Dari proporsi misi dalam pernyataan visi tersebut, terlihat nyata keberpihakan Jokowi-JK untuk menjadikan maritim sebagai pendorong utama meraih kejayaan Indonesia sebagaimana nusantara pada era dahulu. Sehingga menurut penulis, strategi dengan memprioritaskan pembangunan maritim sangatlah tepat, mengingat dua per tiga dari luas Indonesia adalah laut. Itulah sebabnya ketika penulis masih usia belia, sangat hafal dengan lagu ”nenek moyangku seorang pelaut’ sebagai sebuah penggambaran bahwa bangsa Indonesia adalah berasal dari kehidupan maritim.
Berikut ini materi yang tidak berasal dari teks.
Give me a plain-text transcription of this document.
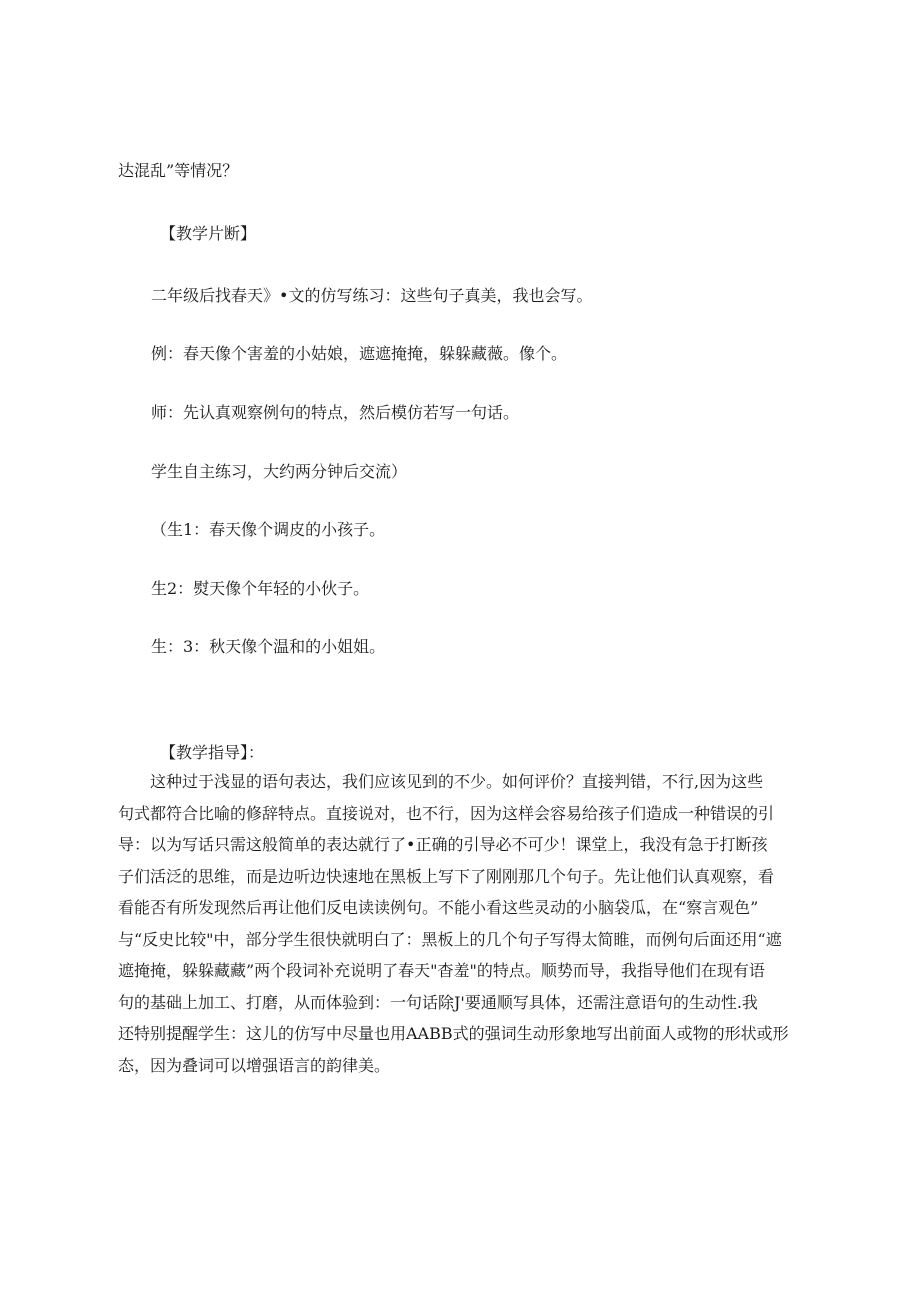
达混乱”等情况？
【教学片断】
二年级后找春天》•文的仿写练习：这些句子真美，我也会写。
例：春天像个害羞的小姑娘，遮遮掩掩，躲躲藏薇。像个。
师：先认真观察例句的特点，然后模仿若写一句话。
学生自主练习，大约两分钟后交流）
（生1：春天像个调皮的小孩子。
生2：熨天像个年轻的小伙子。
生：3：秋天像个温和的小姐姐。
【教学指导】：
这种过于浅显的语句表达，我们应该见到的不少。如何评价？直接判错，不行,因为这些
句式都符合比喻的修辞特点。直接说对，也不行，因为这样会容易给孩子们造成一种错误的引
导：以为写话只需这般简单的表达就行了•正确的引导必不可少！课堂上，我没有急于打断孩
子们活泛的思维，而是边听边快速地在黑板上写下了刚刚那几个句子。先让他们认真观察，看
看能否有所发现然后再让他们反电读读例句。不能小看这些灵动的小脑袋瓜，在“察言观色”
与“反史比较"中，部分学生很快就明白了：黑板上的几个句子写得太简睢，而例句后面还用“遮
遮掩掩，躲躲藏藏”两个段词补充说明了春天"杳羞"的特点。顺势而导，我指导他们在现有语
句的基础上加工、打磨，从而体验到：一句话除J'要通顺写具体，还需注意语句的生动性.我
还特别提醒学生：这儿的仿写中尽量也用AABB式的强词生动形象地写出前面人或物的形状或形
态，因为叠词可以增强语言的韵律美。
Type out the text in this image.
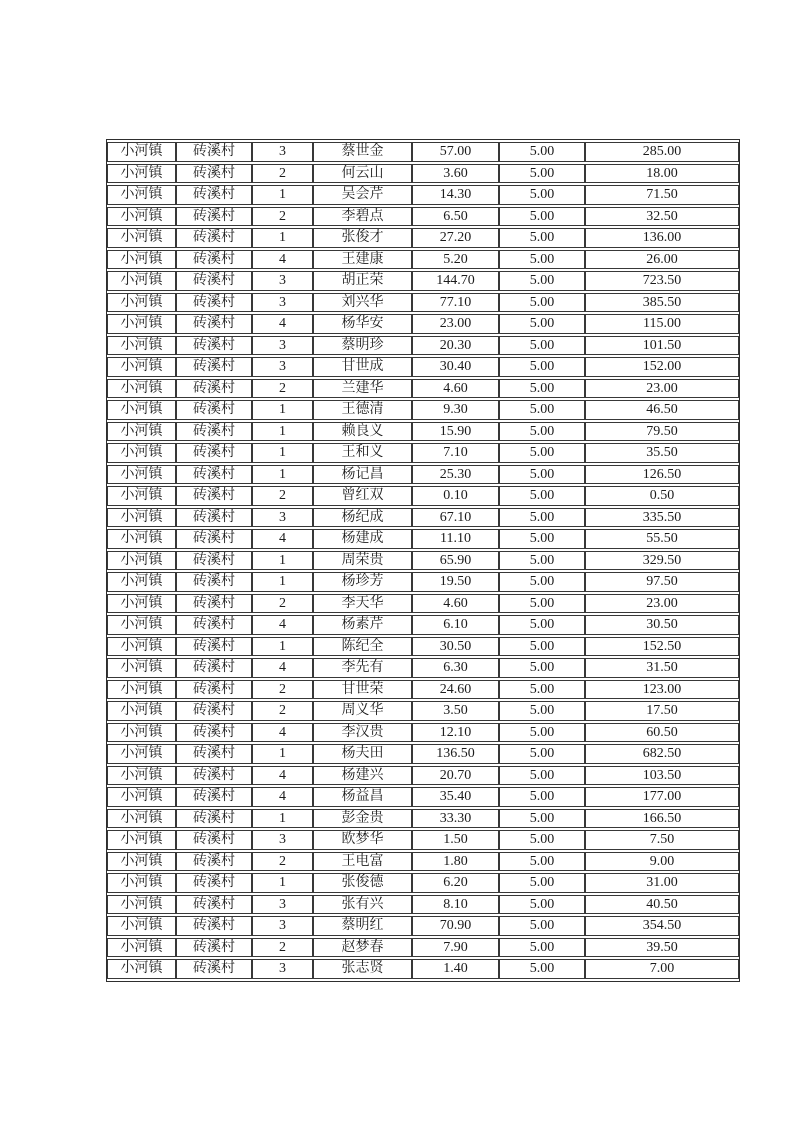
小河镇	砖溪村	3	蔡世金	57.00	5.00	285.00
小河镇	砖溪村	2	何云山	3.60	5.00	18.00
小河镇	砖溪村	1	吴会芹	14.30	5.00	71.50
小河镇	砖溪村	2	李碧点	6.50	5.00	32.50
小河镇	砖溪村	1	张俊才	27.20	5.00	136.00
小河镇	砖溪村	4	王建康	5.20	5.00	26.00
小河镇	砖溪村	3	胡正荣	144.70	5.00	723.50
小河镇	砖溪村	3	刘兴华	77.10	5.00	385.50
小河镇	砖溪村	4	杨华安	23.00	5.00	115.00
小河镇	砖溪村	3	蔡明珍	20.30	5.00	101.50
小河镇	砖溪村	3	甘世成	30.40	5.00	152.00
小河镇	砖溪村	2	兰建华	4.60	5.00	23.00
小河镇	砖溪村	1	王德清	9.30	5.00	46.50
小河镇	砖溪村	1	赖良义	15.90	5.00	79.50
小河镇	砖溪村	1	王和义	7.10	5.00	35.50
小河镇	砖溪村	1	杨记昌	25.30	5.00	126.50
小河镇	砖溪村	2	曾红双	0.10	5.00	0.50
小河镇	砖溪村	3	杨纪成	67.10	5.00	335.50
小河镇	砖溪村	4	杨建成	11.10	5.00	55.50
小河镇	砖溪村	1	周荣贵	65.90	5.00	329.50
小河镇	砖溪村	1	杨珍芳	19.50	5.00	97.50
小河镇	砖溪村	2	李天华	4.60	5.00	23.00
小河镇	砖溪村	4	杨素芹	6.10	5.00	30.50
小河镇	砖溪村	1	陈纪全	30.50	5.00	152.50
小河镇	砖溪村	4	李先有	6.30	5.00	31.50
小河镇	砖溪村	2	甘世荣	24.60	5.00	123.00
小河镇	砖溪村	2	周义华	3.50	5.00	17.50
小河镇	砖溪村	4	李汉贵	12.10	5.00	60.50
小河镇	砖溪村	1	杨夫田	136.50	5.00	682.50
小河镇	砖溪村	4	杨建兴	20.70	5.00	103.50
小河镇	砖溪村	4	杨益昌	35.40	5.00	177.00
小河镇	砖溪村	1	彭金贵	33.30	5.00	166.50
小河镇	砖溪村	3	欧梦华	1.50	5.00	7.50
小河镇	砖溪村	2	王电富	1.80	5.00	9.00
小河镇	砖溪村	1	张俊德	6.20	5.00	31.00
小河镇	砖溪村	3	张有兴	8.10	5.00	40.50
小河镇	砖溪村	3	蔡明红	70.90	5.00	354.50
小河镇	砖溪村	2	赵梦春	7.90	5.00	39.50
小河镇	砖溪村	3	张志贤	1.40	5.00	7.00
Lalu apa hal yang bisa dimanfaatkan secara positif dari keinginan Presiden RI untuk membangun dunia maritim, khususnya untuk propinsi Banten??. Bila melihat kondisi geografis propinsi banten, maka dapat disimpulkan Banten sebagai sebuah propinsi maritim. Dengan tiga dari perbatasannya berhadapan dengan laut, sehingga memiliki garis pantai kira kira 517 Km. Hanya pada sisi barat Propinsi Banten berbatasan dengan propinsi DKI dan Jawa Barat yang berupa daratan, sedangan pada bagian utara berhadapan dan berbatasan langsung dengan Laut Jawa, sebelah barat berbatasan dengan selat sunda, dan sebelah selatan terhampar samudera Hindia. Selat Sunda merupakan salah satu jalur lalu lintas laut yang strategis karena dapat dilalui kapal besar yang menghubungan negara di utara dengan selatan Indonesia. Dan di sekitar garis pantai propinsi banten, paling tidak terdapat 32 pelabuhan, sejak dari pelabuhan umum hingga pelabuhan khusus atau jeti yang digunakan untuk kepentingan perdagangan maupun dunia industri.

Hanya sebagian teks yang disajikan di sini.